他方で、戦争捕虜の強制移住や労役、地方社会の負担、辺境の反乱と鎮圧は、国家形成の陰影として記憶されます。王権の保護と収奪の両義性は、仏教守護者としてのイメージと現実の政治のギャップを内包し、19世紀の外圧の前に制度疲労が露呈しました。英領化後、王都は行政・経済の重心を失いますが、マンダレーは文化の都として機能し続け、工芸・仏教儀礼・都市景観が今日のミャンマー社会に不可欠の遺産を残しました。
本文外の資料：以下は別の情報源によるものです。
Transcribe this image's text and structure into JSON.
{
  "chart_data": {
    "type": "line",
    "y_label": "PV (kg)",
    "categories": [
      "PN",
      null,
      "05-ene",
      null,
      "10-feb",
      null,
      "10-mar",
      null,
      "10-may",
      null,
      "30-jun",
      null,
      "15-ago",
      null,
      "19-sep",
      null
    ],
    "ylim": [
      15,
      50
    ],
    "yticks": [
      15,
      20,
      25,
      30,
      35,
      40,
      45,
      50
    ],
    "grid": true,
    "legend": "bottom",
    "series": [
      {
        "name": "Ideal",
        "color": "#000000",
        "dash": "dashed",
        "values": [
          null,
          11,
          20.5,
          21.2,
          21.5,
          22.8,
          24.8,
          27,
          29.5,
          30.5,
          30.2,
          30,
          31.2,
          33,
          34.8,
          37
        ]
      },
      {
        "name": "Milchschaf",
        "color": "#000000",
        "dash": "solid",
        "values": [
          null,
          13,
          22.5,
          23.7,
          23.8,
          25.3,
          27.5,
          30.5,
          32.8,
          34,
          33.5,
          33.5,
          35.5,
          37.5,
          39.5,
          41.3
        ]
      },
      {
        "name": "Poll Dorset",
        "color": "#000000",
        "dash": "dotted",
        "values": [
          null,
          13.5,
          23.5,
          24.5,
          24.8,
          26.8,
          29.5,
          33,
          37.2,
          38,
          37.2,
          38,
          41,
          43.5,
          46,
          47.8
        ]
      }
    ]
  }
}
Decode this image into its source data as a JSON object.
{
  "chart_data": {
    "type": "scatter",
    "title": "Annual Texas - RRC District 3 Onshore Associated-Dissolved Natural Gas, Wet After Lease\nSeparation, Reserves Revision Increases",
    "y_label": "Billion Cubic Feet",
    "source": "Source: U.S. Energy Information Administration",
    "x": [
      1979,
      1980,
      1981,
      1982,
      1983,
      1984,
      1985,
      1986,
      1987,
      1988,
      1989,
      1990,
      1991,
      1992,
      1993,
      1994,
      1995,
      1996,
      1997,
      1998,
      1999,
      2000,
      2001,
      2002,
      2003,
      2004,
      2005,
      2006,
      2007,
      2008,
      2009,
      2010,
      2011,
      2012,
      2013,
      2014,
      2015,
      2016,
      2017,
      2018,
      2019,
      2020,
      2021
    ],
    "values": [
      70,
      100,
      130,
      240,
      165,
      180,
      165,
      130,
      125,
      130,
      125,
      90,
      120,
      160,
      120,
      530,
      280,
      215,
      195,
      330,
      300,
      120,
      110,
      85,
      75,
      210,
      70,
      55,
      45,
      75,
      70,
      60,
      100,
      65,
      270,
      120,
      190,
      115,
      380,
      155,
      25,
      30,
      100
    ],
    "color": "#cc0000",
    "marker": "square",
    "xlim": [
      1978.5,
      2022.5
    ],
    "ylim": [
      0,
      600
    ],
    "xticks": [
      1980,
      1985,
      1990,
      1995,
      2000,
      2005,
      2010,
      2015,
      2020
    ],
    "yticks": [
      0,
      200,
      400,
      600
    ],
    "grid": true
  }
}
総じて、コンバウン(アラウンバヤー)朝は、分裂の収拾と拡張、宗教国家としての統治、外圧との対峙、近代化の模索、そして植民地化という劇的な弧を描いた王朝でした。王都の遺構や文献、演劇と儀礼に刻まれた記憶を手掛かりに、そのダイナミクスをたどることは、東南アジアの地域秩序と近代の出会いを理解する上で有益です。